The Joint Select Committee appointed to consider the Sexual Harassment Bill, has recommended that the time limit for the reporting of an incident of sexual harassment should be six years.
This was disclosed by Minister of Culture, Gender, Entertainment and Sport, Hon. Olivia Grange, as she opened the debate on the Report in the House of Representatives on July 6.
“Further, the Committee recommends that the Sexual Harassment Tribunal be empowered to enlarge time – which means, granting permission to a complainant who complains out of time, to bring his or her matter to the Tribunal. Such permission should only be granted once the complainant can give reason as to why the complaint was not made in time,” Ms. Grange said.
The committee also addressed the need to maintain a confidential register of sexual harassment cases.
“This is so, as many complaints of sexual harassment are often made internally before any judicial involvement arises. Under this legislation, an employer or a person in charge of an institution has a duty to keep and maintain a register,” Ms. Grange noted.
Such a register will detail all information relative to a sexual harassment complaint to include the name of the parties to the sexual harassment claim, the particulars of the sexual harassment claim, the date on which the sexual harassment claim was lodged, any action taken by the employer or person in charge of an institution in relation to the sexual harassment claim, and such other particulars relating to the sexual harassment claim as may be prescribed.
“An employer and person in charge of an institution shall ensure that the information contained in the register is kept in a secure manner and that the confidentiality of the information is preserved,” Ms. Grange said.
The committee further recommended that all the necessary and appropriate measures must be taken to protect the information contained in the register from unauthorised access, use and disclosure.
“No person shall disclose information, which is recorded in the register, in relation to a sexual harassment claim, unless the disclosure is made with lawful authority,” the Minister said.
The Committee also agreed to widen the categories of persons that can be sexually harassed.
“The Committee agreed that sexual harassment can be perpetuated by clients, from one student to another, and that employers can be harassed by employees,” Ms. Grange informed.
In her contribution to the debate, Member of Parliament for East Rural St. Andrew, the Most Hon.
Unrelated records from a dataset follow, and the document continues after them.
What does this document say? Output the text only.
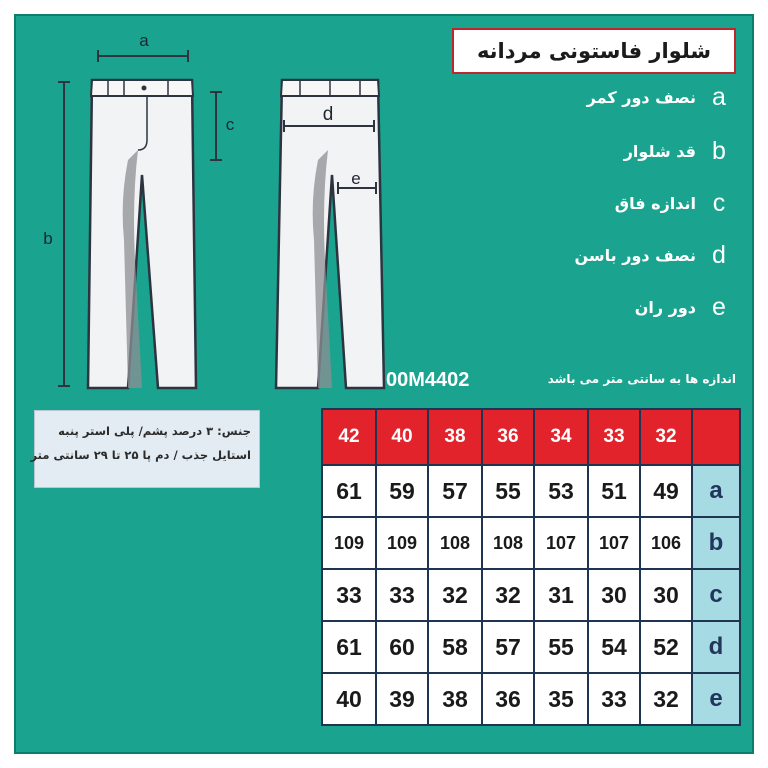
a
b
c	d
e
شلوار فاستونی مردانه
نصف دور کمر a
قد شلوار b
اندازه فاق c
نصف دور باسن d
دور ران e
اندازه ها به سانتی متر می باشد
00M4402
جنس: ۳ درصد پشم/ پلی استر پنبه
استایل جذب / دم پا ۲۵ تا ۲۹ سانتی متر
42	40	38	36	34	33	32	
61	59	57	55	53	51	49	a
109	109	108	108	107	107	106	b
33	33	32	32	31	30	30	c
61	60	58	57	55	54	52	d
40	39	38	36	35	33	32	e
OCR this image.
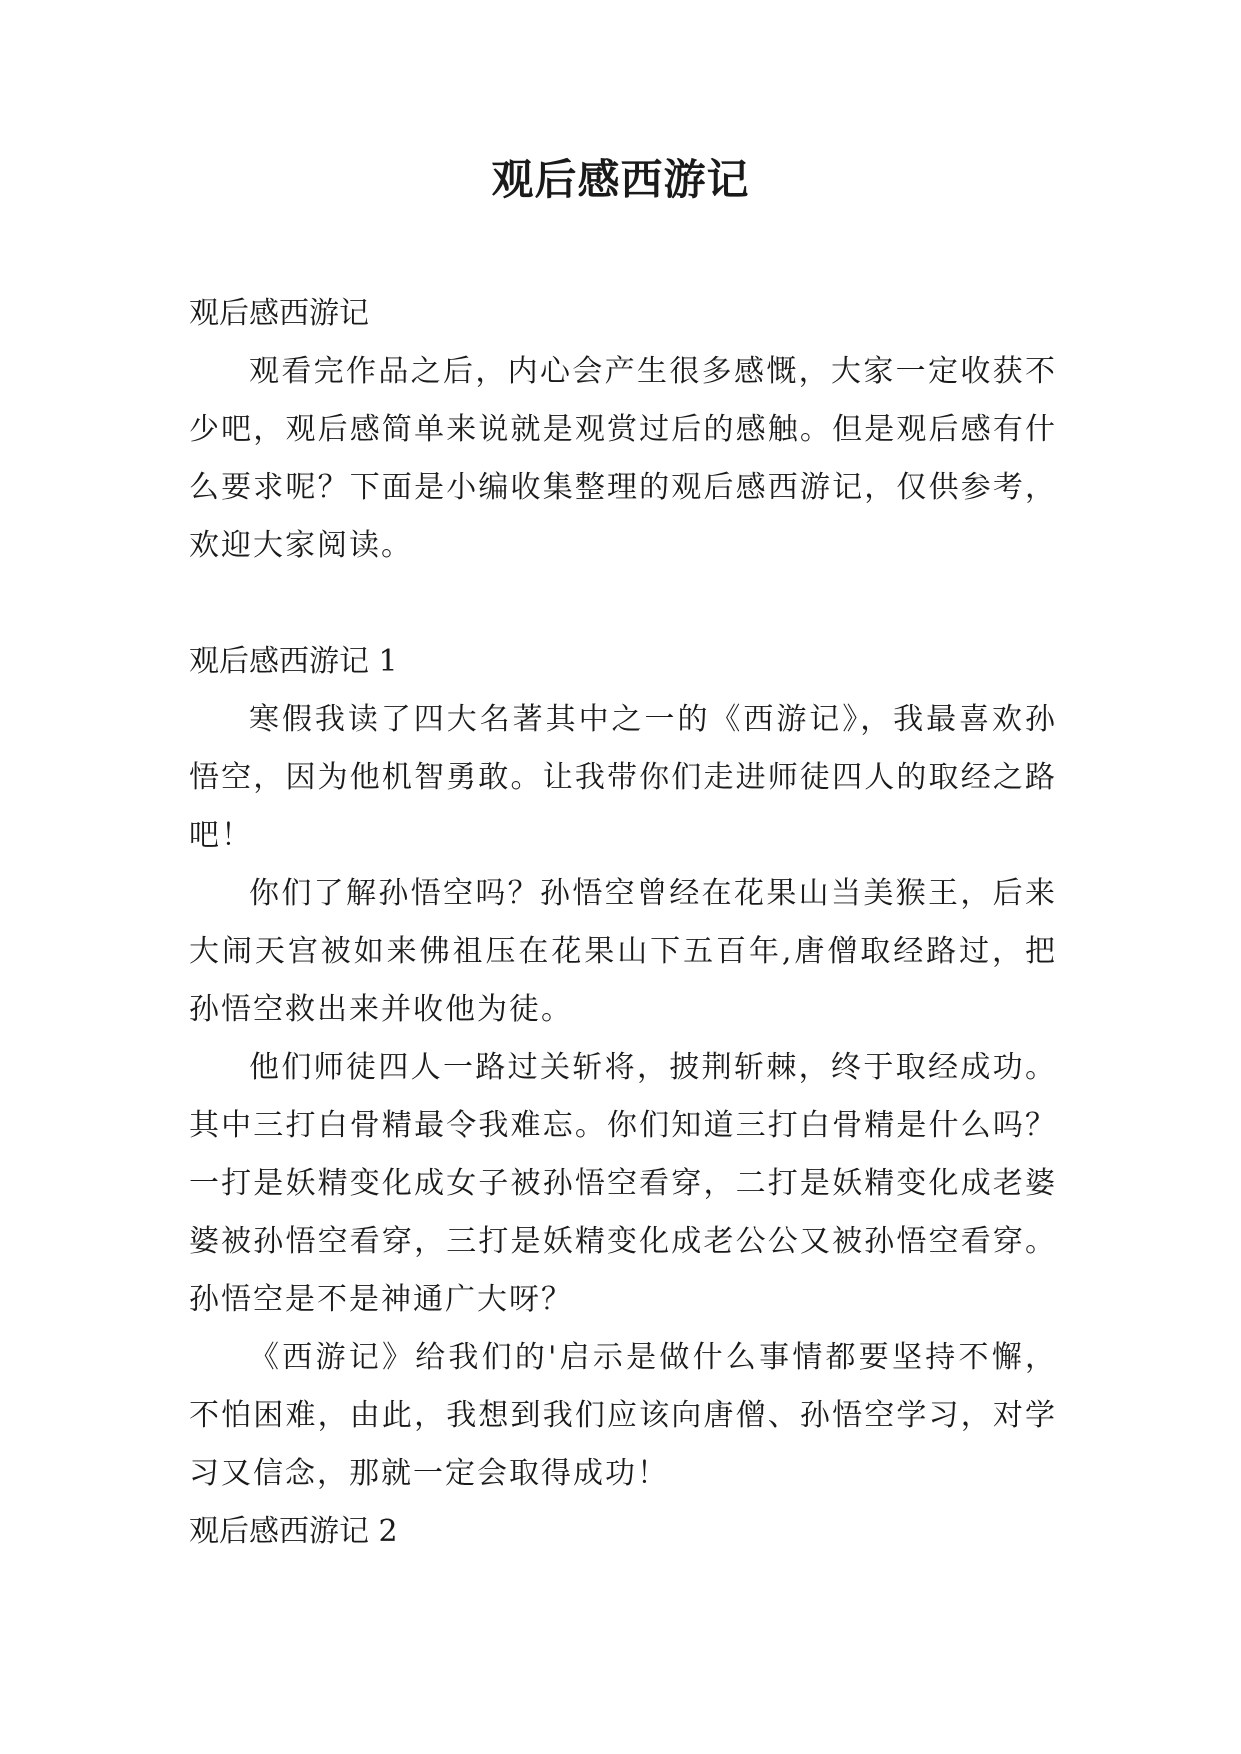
观后感西游记
观后感西游记

观看完作品之后，内心会产生很多感慨，大家一定收获不少吧，观后感简单来说就是观赏过后的感触。但是观后感有什么要求呢？下面是小编收集整理的观后感西游记，仅供参考，欢迎大家阅读。

观后感西游记 1

寒假我读了四大名著其中之一的《西游记》，我最喜欢孙悟空，因为他机智勇敢。让我带你们走进师徒四人的取经之路吧！

你们了解孙悟空吗？孙悟空曾经在花果山当美猴王，后来大闹天宫被如来佛祖压在花果山下五百年,唐僧取经路过，把孙悟空救出来并收他为徒。

他们师徒四人一路过关斩将，披荆斩棘，终于取经成功。其中三打白骨精最令我难忘。你们知道三打白骨精是什么吗？一打是妖精变化成女子被孙悟空看穿，二打是妖精变化成老婆婆被孙悟空看穿，三打是妖精变化成老公公又被孙悟空看穿。孙悟空是不是神通广大呀？

《西游记》给我们的'启示是做什么事情都要坚持不懈，不怕困难，由此，我想到我们应该向唐僧、孙悟空学习，对学习又信念，那就一定会取得成功！

观后感西游记 2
Juliet Holness, urged Jamaicans to embrace the necessary cultural shift that “this legislation brings, in the interest of protecting the vulnerable and in making our professional spaces more civilised, while at the same time, being sensitive to some of the cultural nuances of our communication style as a people”.
The Report of the Joint Select Committee appointed to consider The Sexual Harassment Act, 2020 was approved by the House of Representatives.
The initially proposed Sexual Harassment Bill was withdrawn and the Sexual Harassment Protection and Prevention Act, 2021, which incorporates all the recommendations proposed by the Joint Select Committee, was tabled.